Par ailleurs, l’investissement de la Chine dans des projets d’infrastructures dans les pays émergents se fait quasiment toujours en échange d’un accès aux ressources naturelles des pays en question. Or la Syrie n’a que peu de ces ressources à fournir et celles-ci sont de toute manière déjà accaparées par les Russes ou les Iraniens. Lors d’une récente rencontre avec l’ambassadeur de Chine à Damas, le Premier ministre Imad Khamis a annoncé que les entreprises chinoises auraient la priorité pour les projets de reconstruction. Or la même promesse a déjà été faite aux Russes et aux Iraniens.

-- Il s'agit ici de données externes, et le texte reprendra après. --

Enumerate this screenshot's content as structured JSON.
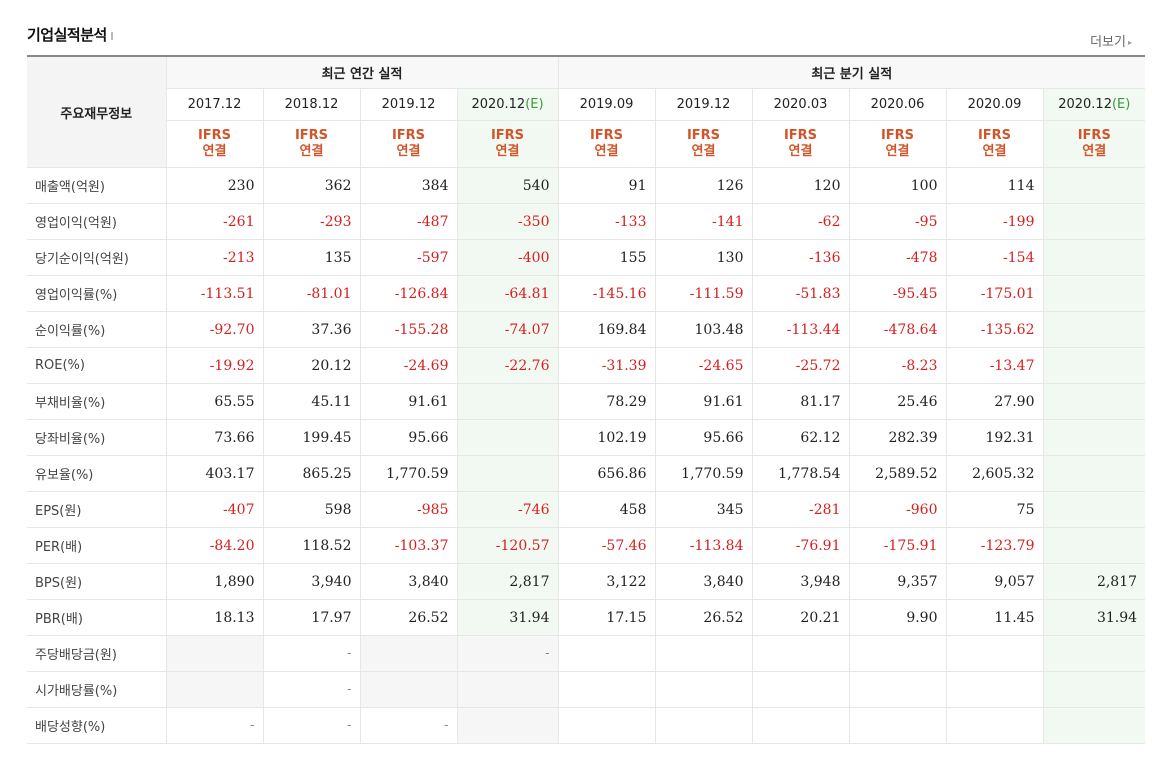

La taille du marché syrien est un obstacle additionnel. Avec un taux de pauvreté à 85 %, un chômage à 55 % et un pouvoir d’achat très faible, les Syriens n’ont plus les moyens de dépenser et ne représentent donc pas un marché très attractif.
Finalement, il y a l’obstacle politique. Bien que Pékin soit allié à Damas, la Chine reste généralement très prudente au Moyen-Orient et évite de fâcher les États-Unis. On ignore si les Chinois souhaitent prendre les devants dans la reconstruction sachant l’impact d’une telle attitude en terme de renforcement de la légitimité politique de Bachar el-Assad.